Is this the post you're looking to cite? From what I've been able to tell looking at that post and some related sources physicists seem to be about 2 standard deviations above the norm on average, with an uncertainty in that average measurement of a couple IQ points. This makes a physicist something like 1 in 50, rather than 1 in 100,000. Unfortunately it's not really clear what the standard deviation is for those numbers. An average, by itself tells you very little about a distribution. If we assume that the standard deviation of IQ scores of physics Ph.D.s is close to that of the rest of the population (this may be a bad assumption) then we expect 10% of physics doctorate holders to have an IQ of 110 or less, which would put them outside of the top quartile of the IQ distribution.

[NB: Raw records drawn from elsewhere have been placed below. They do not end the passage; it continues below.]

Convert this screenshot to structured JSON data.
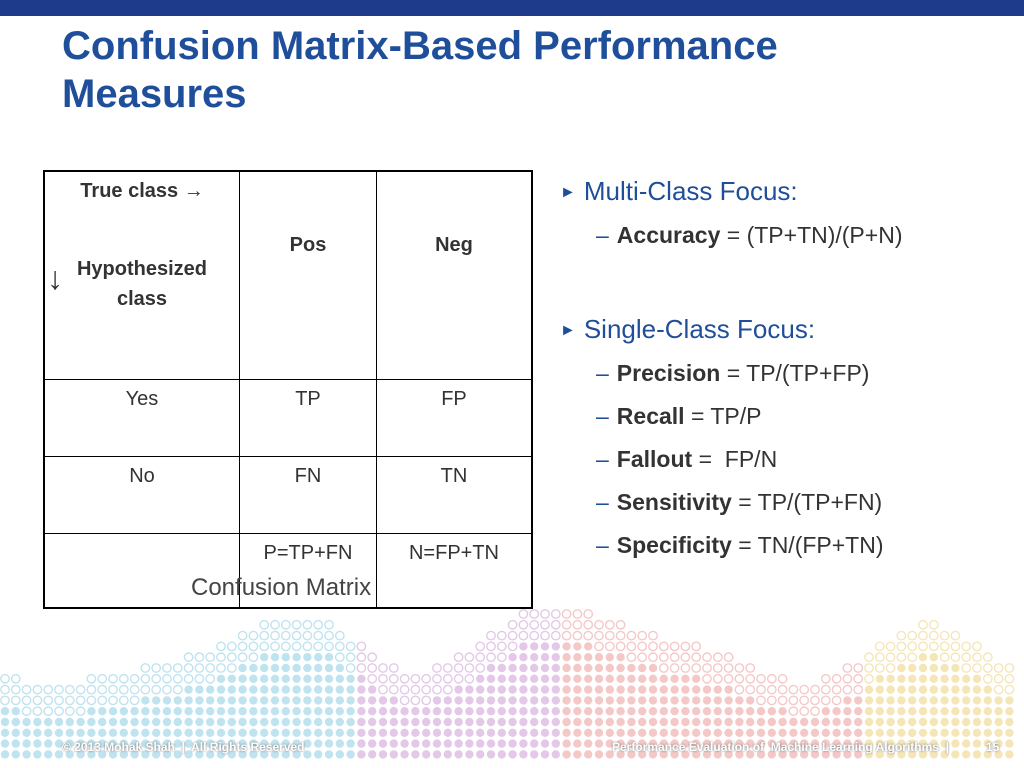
{
  "title": "Confusion Matrix-Based Performance Measures",
  "table": {
    "true_class": "True class →",
    "hypothesized": "Hypothesized class",
    "arrow": "↓",
    "col1": "Pos",
    "col2": "Neg",
    "rows": [
      {
        "label": "Yes",
        "pos": "TP",
        "neg": "FP"
      },
      {
        "label": "No",
        "pos": "FN",
        "neg": "TN"
      },
      {
        "label": "",
        "pos": "P=TP+FN",
        "neg": "N=FP+TN"
      }
    ]
  },
  "caption": "Confusion Matrix",
  "bullets": {
    "marker": "►",
    "dash": "–",
    "multi": "Multi-Class Focus:",
    "accuracy_term": "Accuracy",
    "accuracy_def": " = (TP+TN)/(P+N)",
    "single": "Single-Class Focus:",
    "precision_term": "Precision",
    "precision_def": " = TP/(TP+FP)",
    "recall_term": "Recall",
    "recall_def": " = TP/P",
    "fallout_term": "Fallout",
    "fallout_def": " =  FP/N",
    "sensitivity_term": "Sensitivity",
    "sensitivity_def": " = TP/(TP+FN)",
    "specificity_term": "Specificity",
    "specificity_def": " = TN/(FP+TN)"
  },
  "footer": {
    "copyright": "© 2013 Mohak Shah  |  All Rights Reserved",
    "course": "Performance Evaluation of  Machine Learning Algorithms  |",
    "page": "15"
  },
  "colors": {
    "title": "#1f4e9a",
    "top_bar": "#1e3a8a",
    "dots_left": "#bfe3ef",
    "dots_mid": "#e3c8e8",
    "dots_right": "#f5c8c8",
    "dots_far": "#f5e6b8"
  }
}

You could play around with the parameters for the distribution here and come up with a bunch of different results, and I'm not totally sure which ones are meaningful.
I may be wrong. I may be framing the problem wrong. I may not have a good picture of just how bad merely average quantitative skills are. I do work with a lot of people who have Ph.Ds in physics and while some of them certainly have remarkable quantitative skills, others really don't. I know people who have gotten doctorates in physics who didn't score particularly well on the GRE. This is especially true in experimental physics (in physics the standard joke is that as a theorist you don't have to study anything that exists in the real world, and as an experimentalist you don't have to get the math right). Physicists are pretty smart people, but they're not all 1 in 100k and that's certainly not a requirement for being a physicist. Also, I think the level of quantitative ability necessary for physics research is often below the level needed to muddle through the coursework.

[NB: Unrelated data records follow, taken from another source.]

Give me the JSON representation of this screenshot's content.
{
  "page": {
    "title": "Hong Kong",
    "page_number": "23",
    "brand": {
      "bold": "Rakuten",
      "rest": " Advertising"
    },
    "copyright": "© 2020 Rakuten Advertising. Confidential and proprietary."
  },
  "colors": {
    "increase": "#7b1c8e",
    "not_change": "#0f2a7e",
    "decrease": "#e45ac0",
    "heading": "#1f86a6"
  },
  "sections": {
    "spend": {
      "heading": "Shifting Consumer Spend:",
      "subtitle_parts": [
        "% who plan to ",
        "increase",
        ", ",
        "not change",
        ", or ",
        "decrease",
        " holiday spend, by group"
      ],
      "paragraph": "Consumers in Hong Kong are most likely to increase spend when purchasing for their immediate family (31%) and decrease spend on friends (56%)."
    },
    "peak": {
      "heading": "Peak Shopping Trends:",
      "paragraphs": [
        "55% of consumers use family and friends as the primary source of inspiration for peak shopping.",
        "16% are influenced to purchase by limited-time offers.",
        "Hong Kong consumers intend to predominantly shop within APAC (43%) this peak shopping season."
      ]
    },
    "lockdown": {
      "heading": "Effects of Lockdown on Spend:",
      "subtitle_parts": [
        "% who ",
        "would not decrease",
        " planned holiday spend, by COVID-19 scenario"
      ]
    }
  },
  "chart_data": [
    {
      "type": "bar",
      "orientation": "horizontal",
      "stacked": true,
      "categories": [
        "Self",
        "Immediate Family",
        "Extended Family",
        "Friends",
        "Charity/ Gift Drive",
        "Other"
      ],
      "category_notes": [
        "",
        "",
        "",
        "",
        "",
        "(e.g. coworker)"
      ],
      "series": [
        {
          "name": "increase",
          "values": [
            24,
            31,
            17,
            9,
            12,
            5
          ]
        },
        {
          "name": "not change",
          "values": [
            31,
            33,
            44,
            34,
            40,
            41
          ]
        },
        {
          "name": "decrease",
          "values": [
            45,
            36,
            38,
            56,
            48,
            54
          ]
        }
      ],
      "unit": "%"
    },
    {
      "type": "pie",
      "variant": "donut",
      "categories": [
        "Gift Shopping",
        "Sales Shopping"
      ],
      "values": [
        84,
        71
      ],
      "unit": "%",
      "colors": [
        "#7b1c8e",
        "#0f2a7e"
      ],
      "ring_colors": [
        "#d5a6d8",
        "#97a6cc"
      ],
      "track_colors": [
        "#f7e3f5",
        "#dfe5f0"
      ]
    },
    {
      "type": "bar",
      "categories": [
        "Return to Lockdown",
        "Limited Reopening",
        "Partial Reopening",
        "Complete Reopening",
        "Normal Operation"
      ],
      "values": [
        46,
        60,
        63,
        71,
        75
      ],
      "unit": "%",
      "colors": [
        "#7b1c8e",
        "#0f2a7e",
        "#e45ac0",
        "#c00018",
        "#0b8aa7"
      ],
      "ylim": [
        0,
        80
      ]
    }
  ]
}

I'm sorry if this is the wrong place for this, but I'm kind of trying to find a turning point in my life.
I've been told repeatedly that I have a talent for math, or science (by qualified people). And I seem to be intelligent enough to understand large parts of math and physics. But I don't know if I'm intelligent enough to make a meaningful contribution to math or physics.
Lately I've been particularly sad, since my score on the quantitative general GRE, and potentially, the Math subject test aren't "outstanding". They are certainly okay (official 78 percentile, unofficial 68 percentile respectively). But that is "barely qualified" for a top 50 math program.

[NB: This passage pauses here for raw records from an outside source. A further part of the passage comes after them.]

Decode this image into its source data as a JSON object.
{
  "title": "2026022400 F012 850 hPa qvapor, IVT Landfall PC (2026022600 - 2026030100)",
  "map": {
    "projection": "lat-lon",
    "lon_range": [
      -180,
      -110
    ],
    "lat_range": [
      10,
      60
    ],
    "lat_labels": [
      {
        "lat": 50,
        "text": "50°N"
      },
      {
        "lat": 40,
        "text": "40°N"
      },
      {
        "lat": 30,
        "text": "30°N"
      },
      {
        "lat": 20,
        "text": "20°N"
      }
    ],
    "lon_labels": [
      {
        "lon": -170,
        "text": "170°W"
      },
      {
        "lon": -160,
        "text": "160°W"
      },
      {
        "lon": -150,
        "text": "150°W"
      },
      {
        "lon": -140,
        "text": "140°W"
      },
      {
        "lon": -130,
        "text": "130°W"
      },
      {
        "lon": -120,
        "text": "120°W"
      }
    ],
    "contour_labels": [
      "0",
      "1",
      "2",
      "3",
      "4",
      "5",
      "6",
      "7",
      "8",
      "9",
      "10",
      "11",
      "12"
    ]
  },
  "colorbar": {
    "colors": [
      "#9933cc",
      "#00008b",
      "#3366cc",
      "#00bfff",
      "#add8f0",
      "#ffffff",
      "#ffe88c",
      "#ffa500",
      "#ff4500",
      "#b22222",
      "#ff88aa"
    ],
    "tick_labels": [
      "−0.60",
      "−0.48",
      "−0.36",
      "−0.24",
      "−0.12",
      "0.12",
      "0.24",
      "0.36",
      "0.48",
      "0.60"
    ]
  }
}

Given that I think these scores are likely correlated with my IQ (they seem to roughly predict my GPA so far 3.5, math and physics major), I worry that I'm getting clues that maybe I should "give up".
This would be painful for me to accept if true, I care very deeply about inference and nature. It would be nice if I could have a job in this, but the standard career path seems to be telling me "maybe?"
When do you throw in the towel? How do you measure your own intelligence? I've already "given up" once before and tried programming, but the average actual problem was too easy relative to the intellectual work (memorizing technical fluuf). And other engineering disciplines seem similar. Is there a compromise somewhere, or do I just need to grow up?
classes:
For what it's worth, the classes I've taken include Real and Complex Analysis, Algebra, Differential geometry, Quantum Mechanics, Mechanics, and others. And most of my GPA is burned by Algebra and 3rd term Quantum specifically. But part of my worry, is that somebody who is going to do well, would never get burned by courses like this. But I'm not really sure. It seems like one should fail sometimes, but rarely standard assessments.
Edit:
Thank you all for your thoughts, you are a very warm community. I'll give more specific thoughts tomorrow. For what it's worth, I'll be 24 next month.
Double Edit:
Thank you all for your thoughts and suggestions. I think I will tentatively work towards an applied Mathematics PHD. It isn't so important that the school you get into is in the top ten, and there will be lots of opportunities to work on a variety of interesting important problems (throughout my life). Plus, after the PHD, transitioning into industry can be reasonably easy. It seems to make a fair bit of sense given my interests, background, and ability.